1. Medium. Math is mainly done with pen/pencil on paper, or chalk on a blackboard, or marker on a whiteboard. Programming is mainly done with keyboard on a computer. Those media are quite different. In a way, it's about ease of input - it's easier to write out a longer name with keyboard than with a pen.

2. Nature of the activity. A lot of math boils down to manipulating expressions given rules. It involves a lot of scratch work with a lot of backtracking and trying new things. A lot of programming boils down to easily reading and writing code and reasoning about how things work. Imagine writing "integral from a to b of f(x) dx" or "integral(f(x), x, a, b)" by hand a hundred times vs in an IDE and you'll see what I mean.

You think mathematicians are minifying/uglifying their 'code' in the same way that one might use switch/case or ternary expressions instead of if/else if/else statements: in the name of concision/premature optimisation.

However, what the mathematical language is really doing is more akin to what jQuery is doing for JavaScript: it wraps low-level, complex and at times verbose mathematical statements into simpler representations.

Minification !== abstraction/syntactic sugar.

One of the main things you "do" with expressions like these is to transform them into equivalent expressions that have some desirable form, or examine special cases that allow simplifications, or examine the result of applying some additional operation.

Compact symbols and single letter variables reduce the amount of writing you need to do for each step of such transformations, but they also make the "structure" of expressions more visually obvious.

Programmers also spend time transforming programs into equivalent programs (aka refactoring), but refactoring isn't quite as important to programmers as algebra is to mathematicians and physicists, so (popular) programming languages don't optimize for it to quite the same degree.

Because it is concise, precise, and widely accepted.

>Given the option, most development teams would choose to read and write against verbose source code, rather than scrape obfuscated variables and method signatures out of a minified, transpiled, compressed package.

What's your point? Source code is not the same thing as mathematics, not for the majority of software and not for the majority of mathematics as practiced by mathematicians. Verbosity makes sense when your domain involves concrete entities like "customers" and "widgets" and "thermal sensors." When your domain involves abstract entities like "ring homomorphisms" and "clopen sets" and "vector spaces," it doesn't. If you're writing a database, a name like "transaction_mutex" is more descriptive than "m." If you're universally quantifying over the domain of an arbitrary continuous function on the reals, "x" is about as descriptive -- and as conventional -- as any name you can come up with.

As an aside, I really wish we would dispense with the non-word "transpile." We have a word for translating a program from one language to another: compile.

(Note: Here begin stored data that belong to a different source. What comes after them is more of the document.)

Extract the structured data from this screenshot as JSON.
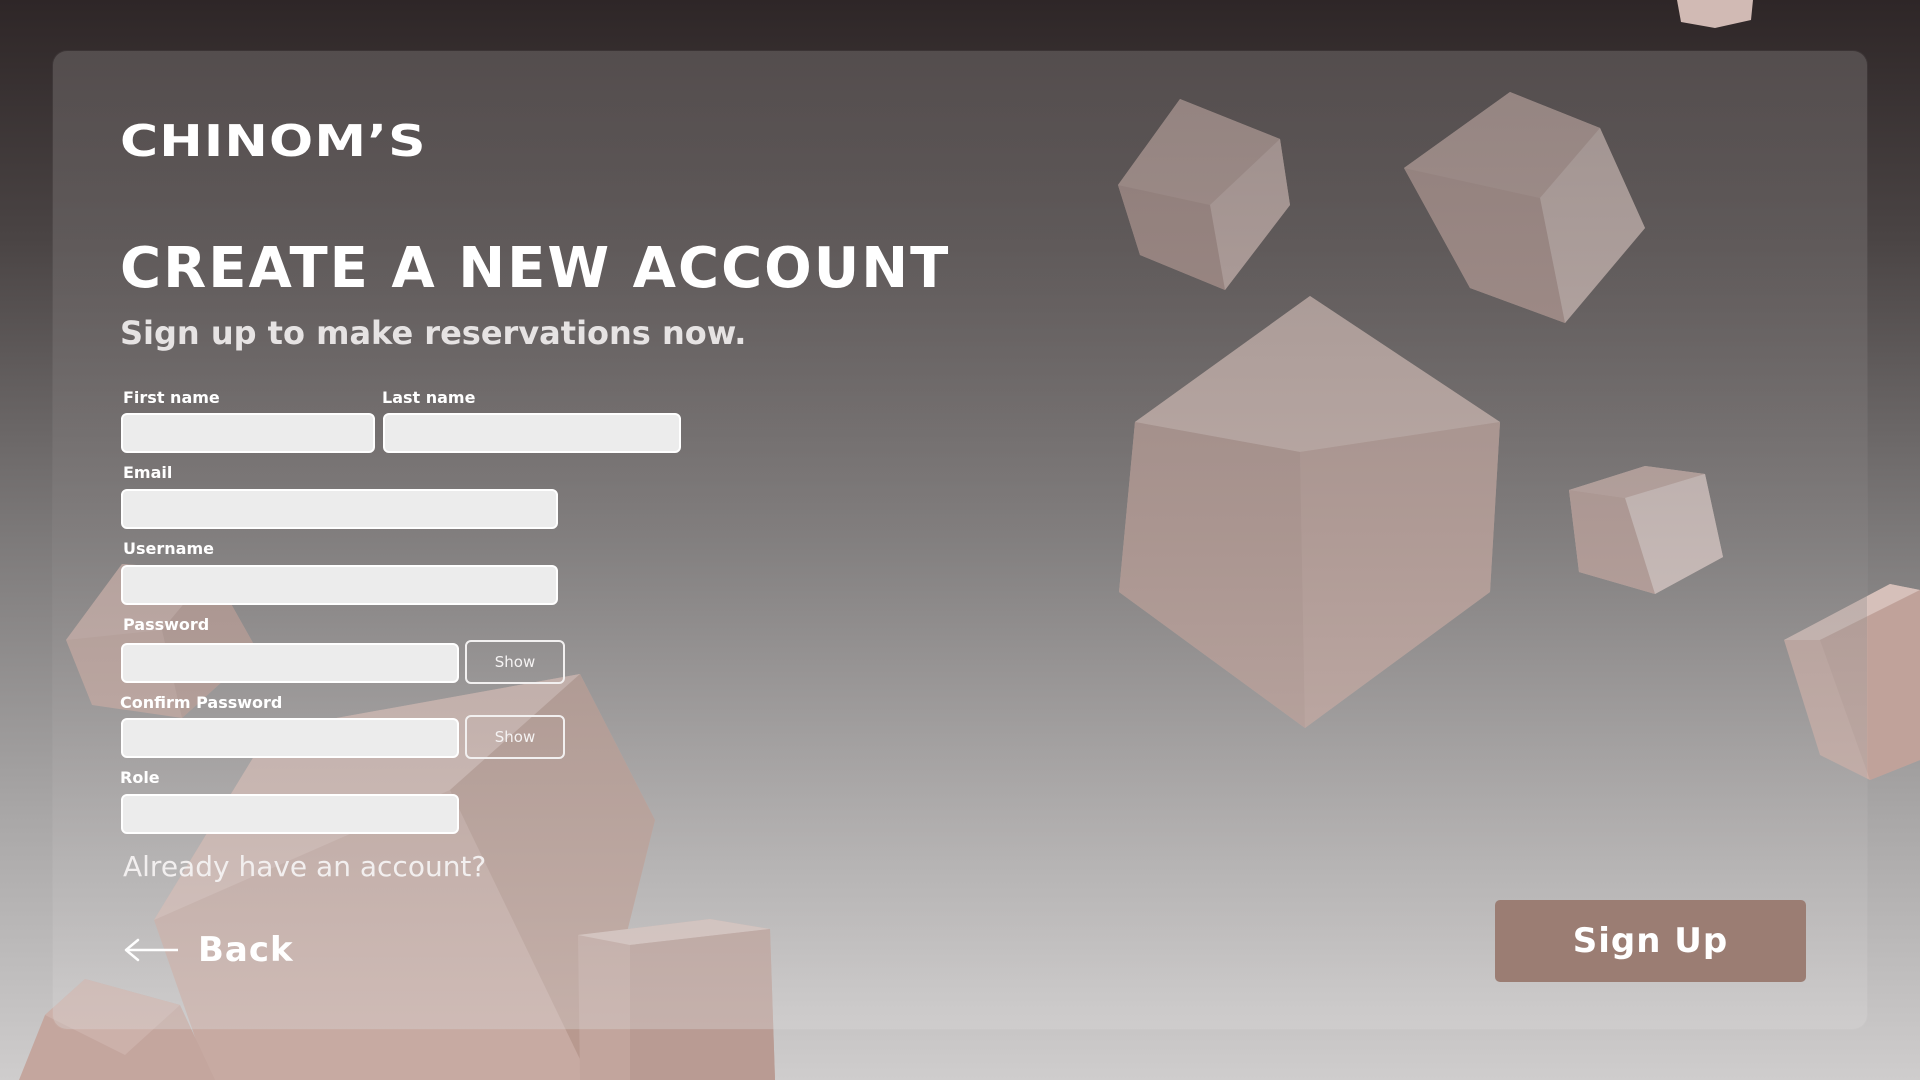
{
  "brand": {
    "logo": "CHINOM’S"
  },
  "page": {
    "title": "CREATE A NEW ACCOUNT",
    "subtitle": "Sign up to make reservations now."
  },
  "form": {
    "first_name_label": "First name",
    "last_name_label": "Last name",
    "email_label": "Email",
    "username_label": "Username",
    "password_label": "Password",
    "confirm_password_label": "Confirm Password",
    "role_label": "Role",
    "first_name_value": "",
    "last_name_value": "",
    "email_value": "",
    "username_value": "",
    "password_value": "",
    "confirm_password_value": "",
    "role_value": "",
    "show_label": "Show",
    "show_confirm_label": "Show"
  },
  "footer": {
    "already_text": "Already have an account?",
    "back_label": "Back",
    "signup_label": "Sign Up"
  },
  "colors": {
    "accent": "#9b7d73",
    "cube": "#c9aba3"
  },
  "icons": {
    "back": "arrow-left-icon"
  }
}
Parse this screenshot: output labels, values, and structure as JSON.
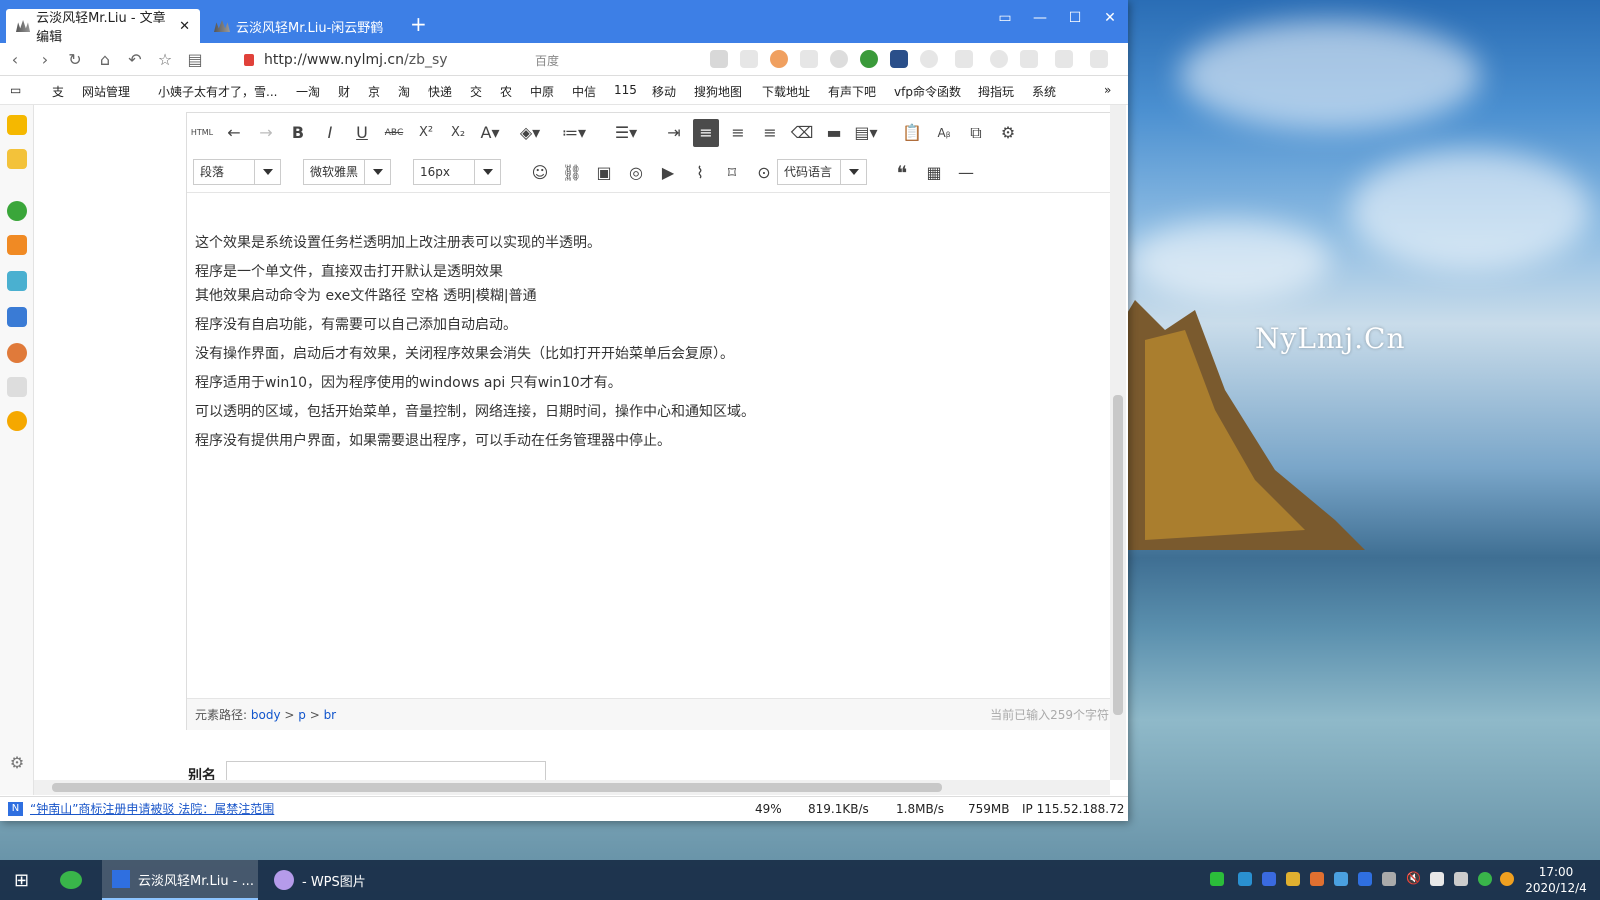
{
  "browser": {
    "tabs": [
      {
        "label": "云淡风轻Mr.Liu - 文章编辑",
        "active": true
      },
      {
        "label": "云淡风轻Mr.Liu-闲云野鹤",
        "active": false
      }
    ],
    "url_domain": "http://www.nylmj.cn",
    "url_path": "/zb_sy",
    "search_hint": "百度",
    "bookmarks": [
      "支",
      "网站管理",
      "小姨子太有才了，雪...",
      "一淘",
      "财",
      "京",
      "淘",
      "快递",
      "交",
      "农",
      "中原",
      "中信",
      "115",
      "移动",
      "搜狗地图",
      "下载地址",
      "有声下吧",
      "vfp命令函数",
      "拇指玩",
      "系统"
    ]
  },
  "editor": {
    "paragraph_select": "段落",
    "font_select": "微软雅黑",
    "size_select": "16px",
    "code_select": "代码语言",
    "html_label": "HTML",
    "paragraphs": [
      "这个效果是系统设置任务栏透明加上改注册表可以实现的半透明。",
      "程序是一个单文件，直接双击打开默认是透明效果",
      "其他效果启动命令为   exe文件路径 空格 透明|模糊|普通",
      "程序没有自启功能，有需要可以自己添加自动启动。",
      "没有操作界面，启动后才有效果，关闭程序效果会消失（比如打开开始菜单后会复原）。",
      "程序适用于win10，因为程序使用的windows api 只有win10才有。",
      "可以透明的区域，包括开始菜单，音量控制，网络连接，日期时间，操作中心和通知区域。",
      "程序没有提供用户界面，如果需要退出程序，可以手动在任务管理器中停止。"
    ],
    "path_label": "元素路径:",
    "path": [
      "body",
      "p",
      "br"
    ],
    "char_count": "当前已输入259个字符"
  },
  "form": {
    "alias_label": "别名"
  },
  "status": {
    "news": "“钟南山”商标注册申请被驳 法院：属禁注范围",
    "cpu": "49%",
    "down": "819.1KB/s",
    "up": "1.8MB/s",
    "mem": "759MB",
    "ip": "IP 115.52.188.72"
  },
  "taskbar": {
    "app1": "云淡风轻Mr.Liu - ...",
    "app2": "- WPS图片",
    "time": "17:00",
    "date": "2020/12/4"
  },
  "desktop": {
    "watermark": "NyLmj.Cn"
  }
}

>So why do we continue this archaic practice of obscure, inscrutable symbols in mathematics?

Because it works very well. I'm not sure what else to say. You spend maybe fifteen minutes learning about, say, the symbol "∂" when you're introduced to multivariate calculus, and then for the rest of time you have an extremely concise way of expressing a variety of combinations of partial derivatives that can be understood by anyone who has also been introduced to multivariate calculus.

Don't get me wrong, there are actual problems with mathematical notation -- overloading, "abuse of notation," and as often as not just plain omitting information -- but the use of non-ASCII symbols and short variable names are not among them.

How does it deal with some particles only interacting in certain ways and not others? Is the user of the equation supposed to make sure to enter zero for those terms, or does the equation capture that knowledge as well?

Also, how on earth did various people put this together? Is there a good book about it?

-1/2 Tr F_{\mu\nu} F^{\mu\nu}

for a suitably defined F. Or further abbreviated to something like L_g.

It just depends on how much detail you need to expose.

Seriously though, very neat to see the actual equation used to model the universe.